En el año 1786 el Cabildo acordó establecer el alumbrado público con velas de sebo, pero como era mucho el gasto, decidió, en 1799, que lo costearan los propietarios. En el año 1839 se extendió el alumbrado a la parte de extramuros. El alumbrado de gas fue establecido por el Ayuntamiento de La Habana en el año 1846.

Hacia esa fecha, la calle Campanario era conocida como Campanario Viejo, mientras que Manrique recibía el nombre de Campanario Nuevo. En aquellos días, San Miguel era Santa Bárbara, la calzada de Vives era el callejón de los Cangrejos, y Aguiar, la calle del Mono.
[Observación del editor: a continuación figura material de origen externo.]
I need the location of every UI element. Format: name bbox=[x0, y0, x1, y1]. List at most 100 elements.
Escribía Ramón A. Catalá en su columna del Diario de la Marina que la población de extramuros creció lenta e irregularmente  hasta que se incrementó a partir de 1846. La calle que luego se llamó Manrique presentaba, todavía en 1844, grandes tramos despoblados, a excepción de la llamada casa de las Figuras y alguna que otra cuartería propiedad del acaudalado Farruco, el gran casateniente de la época. En cambio, hubo un poblamiento notable en los alrededores del cruce de Manrique y Salud, por la ermita que allí se había erigido

Resentidas las paredes por los huracanes del 44 y 46, la torre y nave principal de aquella ermita ofrecieron señales de ruina y fue por ello mandada a reedificar por los años 47 a 48. Entonces se acordó dar más amplitud al templo, tomando terreno de su antiguo patio por Manrique, y se aumentó una nave más al antiguo trazado de la iglesia. Por desconfianza en los viejos cimientos, se construyó el nuevo campanario  sobre el flamante cuerpo del edificio que da a Manrique; y he ahí, por qué la calle de Campanario se adornó con el título de Viejo y la otra con el de Nuevo.

 

Fuentes: Textos de Luis Bay Sevilla, Emilio Roig y Ramón Agapito Catalá.